Retrieve a full list of categories present from dropdown menu on Google Play.

Example:

import gplay from "google-play-scraper";

gplay.categories().then(console.log);

Results:

[ 'AUTO_AND_VEHICLES',
  'LIBRARIES_AND_DEMO',
  'LIFESTYLE',
  'MAPS_AND_NAVIGATION',
  'BEAUTY',
  'BOOKS_AND_REFERENCE',
  ...< 51 more items> ]

Memoization

Since every library call performs one or multiple requests to an Google Play API or web page, sometimes it can be useful to cache the results to avoid requesting the same data twice. The memoized function returns a store object that caches its results:

import {memoized as m} from "google-play-scraper"; // cache with default options
const memoized = m();// cache with customized options
const memoizedCustom = m({ maxAge: 1000 * 60 });// cache with customized options

// first call will hit google play and cache the results
memoized.developer({devId: "DxCo Games"}).then(console.log);

// second call will return cached results
memoized.developer({devId: "DxCo Games"}).then(console.log);

The options available are those supported by the memoizee module. By default up to 1000 values are cached by each method and they expire after 5 minutes.

Throttling

All methods on the scraper have to access the Google Play server in one form or another.

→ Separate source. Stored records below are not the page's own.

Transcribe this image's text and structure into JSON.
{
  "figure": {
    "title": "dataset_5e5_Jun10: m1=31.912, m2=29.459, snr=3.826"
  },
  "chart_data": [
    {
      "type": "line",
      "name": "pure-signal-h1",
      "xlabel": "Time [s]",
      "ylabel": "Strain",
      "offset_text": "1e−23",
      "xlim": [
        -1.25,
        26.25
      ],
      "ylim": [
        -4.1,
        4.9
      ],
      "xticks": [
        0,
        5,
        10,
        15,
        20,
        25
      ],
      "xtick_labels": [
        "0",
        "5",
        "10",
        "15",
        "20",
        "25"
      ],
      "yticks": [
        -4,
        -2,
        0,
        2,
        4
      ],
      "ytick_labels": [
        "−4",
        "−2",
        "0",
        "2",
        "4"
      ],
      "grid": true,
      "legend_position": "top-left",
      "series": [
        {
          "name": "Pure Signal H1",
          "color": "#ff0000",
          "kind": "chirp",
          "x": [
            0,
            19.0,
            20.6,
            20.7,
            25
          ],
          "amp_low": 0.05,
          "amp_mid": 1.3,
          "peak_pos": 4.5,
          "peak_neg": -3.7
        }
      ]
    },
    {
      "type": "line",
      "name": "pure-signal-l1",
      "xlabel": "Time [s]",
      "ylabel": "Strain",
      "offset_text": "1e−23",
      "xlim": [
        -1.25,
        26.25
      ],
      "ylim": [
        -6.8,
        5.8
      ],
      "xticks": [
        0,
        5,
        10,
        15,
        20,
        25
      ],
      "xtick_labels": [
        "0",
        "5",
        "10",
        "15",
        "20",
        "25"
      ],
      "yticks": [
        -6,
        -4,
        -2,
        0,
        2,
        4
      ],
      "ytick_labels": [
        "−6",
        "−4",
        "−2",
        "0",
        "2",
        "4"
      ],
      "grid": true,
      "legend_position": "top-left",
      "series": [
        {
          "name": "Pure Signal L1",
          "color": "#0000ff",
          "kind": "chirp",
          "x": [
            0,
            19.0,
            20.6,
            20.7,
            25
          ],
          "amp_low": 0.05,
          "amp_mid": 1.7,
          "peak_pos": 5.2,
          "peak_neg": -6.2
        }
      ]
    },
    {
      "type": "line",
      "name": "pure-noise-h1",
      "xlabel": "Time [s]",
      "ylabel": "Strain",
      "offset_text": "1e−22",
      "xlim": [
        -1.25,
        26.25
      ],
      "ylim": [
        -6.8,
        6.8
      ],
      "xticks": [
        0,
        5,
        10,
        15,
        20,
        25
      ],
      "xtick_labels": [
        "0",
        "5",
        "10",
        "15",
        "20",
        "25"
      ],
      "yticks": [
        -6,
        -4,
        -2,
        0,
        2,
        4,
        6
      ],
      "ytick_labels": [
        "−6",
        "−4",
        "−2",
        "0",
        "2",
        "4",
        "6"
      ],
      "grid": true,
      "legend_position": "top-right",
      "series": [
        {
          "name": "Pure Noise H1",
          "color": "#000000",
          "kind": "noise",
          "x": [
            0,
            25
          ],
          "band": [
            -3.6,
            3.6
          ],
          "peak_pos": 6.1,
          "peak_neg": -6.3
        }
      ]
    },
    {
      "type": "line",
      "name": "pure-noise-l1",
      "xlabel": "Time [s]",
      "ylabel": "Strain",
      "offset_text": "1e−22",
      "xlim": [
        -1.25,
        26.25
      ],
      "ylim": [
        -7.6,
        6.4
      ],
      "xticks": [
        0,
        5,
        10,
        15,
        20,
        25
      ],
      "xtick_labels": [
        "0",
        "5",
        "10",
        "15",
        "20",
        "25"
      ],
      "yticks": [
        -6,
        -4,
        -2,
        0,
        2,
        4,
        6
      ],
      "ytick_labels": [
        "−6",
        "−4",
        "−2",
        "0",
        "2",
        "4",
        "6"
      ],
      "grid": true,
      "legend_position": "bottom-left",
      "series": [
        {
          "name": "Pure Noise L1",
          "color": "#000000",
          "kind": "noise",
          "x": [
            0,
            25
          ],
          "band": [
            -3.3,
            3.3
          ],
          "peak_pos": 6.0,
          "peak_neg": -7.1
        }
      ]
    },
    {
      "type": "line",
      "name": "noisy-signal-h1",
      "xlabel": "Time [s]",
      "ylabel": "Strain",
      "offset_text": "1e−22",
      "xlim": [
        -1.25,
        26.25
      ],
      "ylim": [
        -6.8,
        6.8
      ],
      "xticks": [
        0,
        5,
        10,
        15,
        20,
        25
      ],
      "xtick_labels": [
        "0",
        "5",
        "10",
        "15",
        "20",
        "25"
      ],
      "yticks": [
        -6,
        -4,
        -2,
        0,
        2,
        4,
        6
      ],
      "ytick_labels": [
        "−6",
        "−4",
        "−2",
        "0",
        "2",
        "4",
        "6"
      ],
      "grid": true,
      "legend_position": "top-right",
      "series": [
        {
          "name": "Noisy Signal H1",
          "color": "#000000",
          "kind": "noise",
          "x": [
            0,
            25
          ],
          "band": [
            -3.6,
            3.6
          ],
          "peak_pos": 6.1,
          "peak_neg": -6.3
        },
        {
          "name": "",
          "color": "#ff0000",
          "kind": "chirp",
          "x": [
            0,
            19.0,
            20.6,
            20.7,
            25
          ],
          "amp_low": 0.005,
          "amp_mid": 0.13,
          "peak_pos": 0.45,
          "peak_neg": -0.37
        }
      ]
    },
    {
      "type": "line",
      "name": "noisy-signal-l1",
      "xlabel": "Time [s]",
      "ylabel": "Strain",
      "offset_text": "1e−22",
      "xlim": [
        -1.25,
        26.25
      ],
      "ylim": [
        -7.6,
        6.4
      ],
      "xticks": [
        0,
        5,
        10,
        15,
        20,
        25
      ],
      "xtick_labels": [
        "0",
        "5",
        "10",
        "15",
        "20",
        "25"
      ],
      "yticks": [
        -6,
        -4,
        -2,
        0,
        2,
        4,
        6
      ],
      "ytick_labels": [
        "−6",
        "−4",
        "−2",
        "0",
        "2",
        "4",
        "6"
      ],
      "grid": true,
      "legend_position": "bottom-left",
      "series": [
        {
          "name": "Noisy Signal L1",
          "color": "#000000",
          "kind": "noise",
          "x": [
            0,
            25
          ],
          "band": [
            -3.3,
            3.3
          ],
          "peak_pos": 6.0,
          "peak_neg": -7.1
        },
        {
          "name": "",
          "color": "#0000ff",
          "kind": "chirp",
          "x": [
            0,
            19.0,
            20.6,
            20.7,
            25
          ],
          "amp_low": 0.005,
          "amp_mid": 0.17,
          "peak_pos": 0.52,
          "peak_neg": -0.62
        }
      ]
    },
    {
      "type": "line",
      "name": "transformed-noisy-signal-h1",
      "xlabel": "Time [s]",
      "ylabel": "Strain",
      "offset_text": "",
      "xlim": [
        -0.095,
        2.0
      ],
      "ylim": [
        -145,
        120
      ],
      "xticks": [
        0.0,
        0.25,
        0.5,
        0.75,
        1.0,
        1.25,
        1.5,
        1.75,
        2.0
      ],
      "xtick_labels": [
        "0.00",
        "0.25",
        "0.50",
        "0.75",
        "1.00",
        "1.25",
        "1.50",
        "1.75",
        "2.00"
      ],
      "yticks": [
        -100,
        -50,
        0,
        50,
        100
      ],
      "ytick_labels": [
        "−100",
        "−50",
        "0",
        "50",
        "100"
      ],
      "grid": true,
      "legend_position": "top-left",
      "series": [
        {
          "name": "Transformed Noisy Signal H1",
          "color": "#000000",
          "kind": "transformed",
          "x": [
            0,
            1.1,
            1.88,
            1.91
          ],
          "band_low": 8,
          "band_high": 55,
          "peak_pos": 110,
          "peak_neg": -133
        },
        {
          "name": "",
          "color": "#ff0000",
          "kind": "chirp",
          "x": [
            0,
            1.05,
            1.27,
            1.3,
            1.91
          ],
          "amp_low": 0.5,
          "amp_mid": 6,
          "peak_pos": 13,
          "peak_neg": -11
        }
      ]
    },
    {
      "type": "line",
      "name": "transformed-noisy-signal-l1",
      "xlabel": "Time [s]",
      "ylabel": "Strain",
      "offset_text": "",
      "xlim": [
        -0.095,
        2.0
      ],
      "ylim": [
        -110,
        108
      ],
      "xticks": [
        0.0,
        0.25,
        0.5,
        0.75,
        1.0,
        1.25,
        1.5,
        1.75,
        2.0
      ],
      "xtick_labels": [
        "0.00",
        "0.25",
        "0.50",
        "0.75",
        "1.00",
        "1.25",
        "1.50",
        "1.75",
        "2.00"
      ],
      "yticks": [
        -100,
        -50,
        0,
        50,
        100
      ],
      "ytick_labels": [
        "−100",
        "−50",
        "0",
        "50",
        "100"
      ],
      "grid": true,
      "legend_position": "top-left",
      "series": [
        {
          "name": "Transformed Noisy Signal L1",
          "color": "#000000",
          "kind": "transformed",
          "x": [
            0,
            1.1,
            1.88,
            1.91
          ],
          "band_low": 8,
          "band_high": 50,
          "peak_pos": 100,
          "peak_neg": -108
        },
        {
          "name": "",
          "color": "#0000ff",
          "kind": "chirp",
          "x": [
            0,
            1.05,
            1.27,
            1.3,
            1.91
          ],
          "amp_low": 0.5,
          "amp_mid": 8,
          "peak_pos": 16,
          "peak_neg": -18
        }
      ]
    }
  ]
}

When making too many requests in a short period of time (specially when using the fullDetail option), it is common to hit Google Play's throttling limit. That means requests start getting status 503 responses with a captcha to verify if the requesting entity is a human (which is not :P). In those cases the requesting IP can be banned from making further requests for a while (usually around an hour).

To avoid this situation, all methods now support a throttle property, which defines an upper bound to the amount of requests that will be attempted per second. Once that limit is reached, further requests will be held until the second passes.

import gplay from "google-play-scraper";

// the following method will perform batches of 10 requests per second
gplay.search({term: 'panda', throttle: 10}).then(console.log);

By default, no throttling is applied.